Remarquez, ils en ont l’habitude. Si d’aventure vos pas vous mènent du côté du Mudam, vous y croiserez d’accortes jeunes femmes et de charmants jeunes gens. Approchez-vous et pincez discrètement l’un d’eux : vous sentirez une résistance. La nature étant bien faite, c’est une carapace qu’ils ont développée pour se protéger de la vindicte populaire et politique. Une curiosité évolutionniste qu’ils partagent avec leurs collègues du Casino-Forum d’art contemporain et avec leur actuel directeur (votre servante, qui pratique ce dernier intimement depuis plus de 20 ans, peut en témoigner…). Mais baste ! laissons-là le bouc émissaire pour nous pencher sur ce qui aurait vraiment dû faire l’objet du débat de ce 21 janvier, le dindon de la farce, j’ai nommé le MNHA (Musée national d’histoire et d’art).

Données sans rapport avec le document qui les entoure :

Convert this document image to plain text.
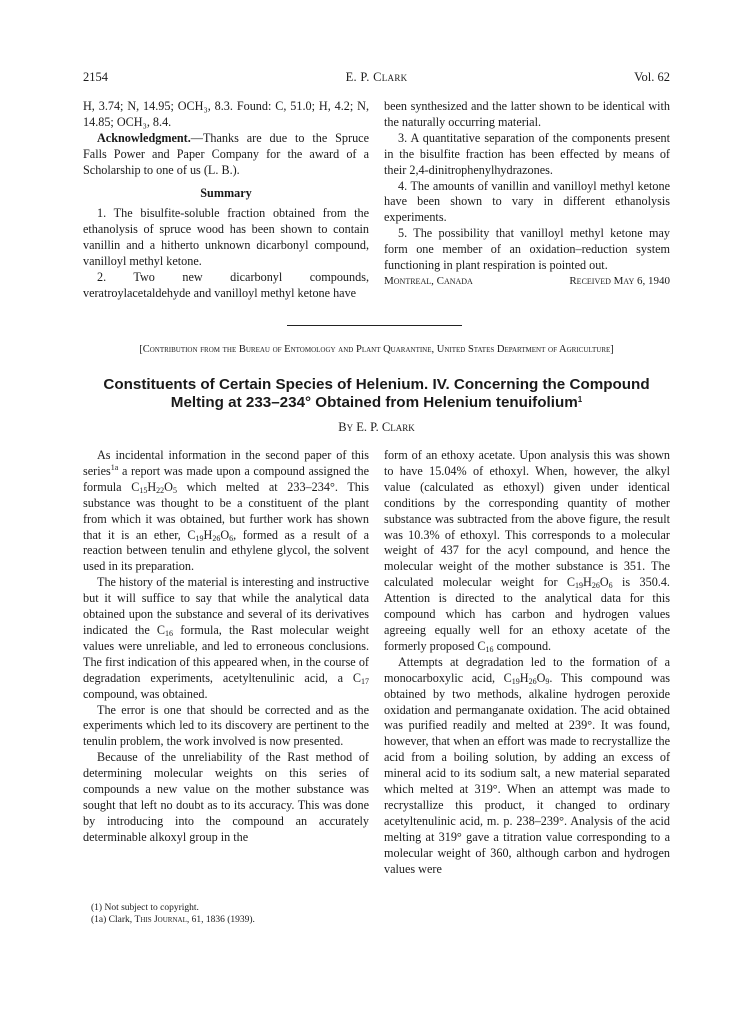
2154	E. P. Clark	Vol. 62

H, 3.74; N, 14.95; OCH₃, 8.3. Found: C, 51.0; H, 4.2; N, 14.85; OCH₃, 8.4.

Acknowledgment.—Thanks are due to the Spruce Falls Power and Paper Company for the award of a Scholarship to one of us (L. B.).

Summary

1. The bisulfite-soluble fraction obtained from the ethanolysis of spruce wood has been shown to contain vanillin and a hitherto unknown dicarbonyl compound, vanilloyl methyl ketone.

2. Two new dicarbonyl compounds, veratroylacetaldehyde and vanilloyl methyl ketone have

been synthesized and the latter shown to be identical with the naturally occurring material.

3. A quantitative separation of the components present in the bisulfite fraction has been effected by means of their 2,4-dinitrophenylhydrazones.

4. The amounts of vanillin and vanilloyl methyl ketone have been shown to vary in different ethanolysis experiments.

5. The possibility that vanilloyl methyl ketone may form one member of an oxidation–reduction system functioning in plant respiration is pointed out.

Montreal, Canada	Received May 6, 1940
[Contribution from the Bureau of Entomology and Plant Quarantine, United States Department of Agriculture]
Constituents of Certain Species of Helenium. IV. Concerning the Compound
Melting at 233–234° Obtained from Helenium tenuifolium$^1$
By E. P. Clark

As incidental information in the second paper of this series$^{1a}$ a report was made upon a compound assigned the formula $C_{15}H_{22}O_5$ which melted at 233–234°. This substance was thought to be a constituent of the plant from which it was obtained, but further work has shown that it is an ether, $C_{19}H_{26}O_6$, formed as a result of a reaction between tenulin and ethylene glycol, the solvent used in its preparation.

The history of the material is interesting and instructive but it will suffice to say that while the analytical data obtained upon the substance and several of its derivatives indicated the $C_{16}$ formula, the Rast molecular weight values were unreliable, and led to erroneous conclusions. The first indication of this appeared when, in the course of degradation experiments, acetyltenulinic acid, a $C_{17}$ compound, was obtained.

The error is one that should be corrected and as the experiments which led to its discovery are pertinent to the tenulin problem, the work involved is now presented.

Because of the unreliability of the Rast method of determining molecular weights on this series of compounds a new value on the mother substance was sought that left no doubt as to its accuracy. This was done by introducing into the compound an accurately determinable alkoxyl group in the

form of an ethoxy acetate. Upon analysis this was shown to have 15.04% of ethoxyl. When, however, the alkyl value (calculated as ethoxyl) given under identical conditions by the corresponding quantity of mother substance was subtracted from the above figure, the result was 10.3% of ethoxyl. This corresponds to a molecular weight of 437 for the acyl compound, and hence the molecular weight of the mother substance is 351. The calculated molecular weight for $C_{19}H_{26}O_6$ is 350.4. Attention is directed to the analytical data for this compound which has carbon and hydrogen values agreeing equally well for an ethoxy acetate of the formerly proposed $C_{16}$ compound.

Attempts at degradation led to the formation of a monocarboxylic acid, $C_{19}H_{26}O_9$. This compound was obtained by two methods, alkaline hydrogen peroxide oxidation and permanganate oxidation. The acid obtained was purified readily and melted at 239°. It was found, however, that when an effort was made to recrystallize the acid from a boiling solution, by adding an excess of mineral acid to its sodium salt, a new material separated which melted at 319°. When an attempt was made to recrystallize this product, it changed to ordinary acetyltenulinic acid, m. p. 238–239°. Analysis of the acid melting at 319° gave a titration value corresponding to a molecular weight of 360, although carbon and hydrogen values were

(1) Not subject to copyright.

(1a) Clark, This Journal, 61, 1836 (1939).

Le MNHA qui s’enorgueillissait naguère encore, d’une section d’Art et Traditions Populaires logée dans les dernières maisons anciennes préservées de la ville. Planchers, cheminées, poutres, huisseries, tout était là pour le plus grand bonheur de l’amateur de vieilles choses. Était ? Était en effet, puisque les maisons vont faire l’objet d’une « restauration de fond en comble » et de « travaux de modernisation »1, l’une et les autres assurés par le Fond de rénovation de la Vieille Ville. On peut donc raisonnablement craindre le pire…

Oui, oui, je sais, à la Chambre, d’au­cuns ont bramé leur amour du patrimoine national avec des trémolos dans la voix. Mais c’était à propos du fort Thüngen, pas des maisons bourgeoises de la ville voyons ! Idem pour la collection. Marc Angel, qu’on a connu mieux inspiré – toutefois, sa définition du Mufo comme un dégât collatéral des attaques qui ont visé le Mudam à l’époque de sa construction est la chose la plus pertinente de tout le débat – Marc Angel donc, chaussa ses plus fins sabots pour tendre une perche de la taille d’un baobab à Madame la Ministre de la Culture : pouvait-elle lui garantir que la collection était entreposée selon les règles de l’art dans les locaux du MNHA à Bertrange ? Il s’inquiétait pour la collection Jordan bien sûr, le fleuron du Mufo, pas pour la collection d’Art et Traditions Populaires (que les amoureux de cette dernière soient néanmoins rassurés : elle a été mise en caisses. Soigneusement. Pour une longue, très longue période…).

Mais revenons à Bertrange. Pourquoi Bertrange ? Eh bien apprenez oh ! lecteurs qui l’ignoreraient, que la localité de Bertrange abrite le C.R.A., le Centre de Recherches Archéologiques du MNHA. Quel rapport avec le Mufo, me direz-vous. Un peu de patience que diable, j’y viens.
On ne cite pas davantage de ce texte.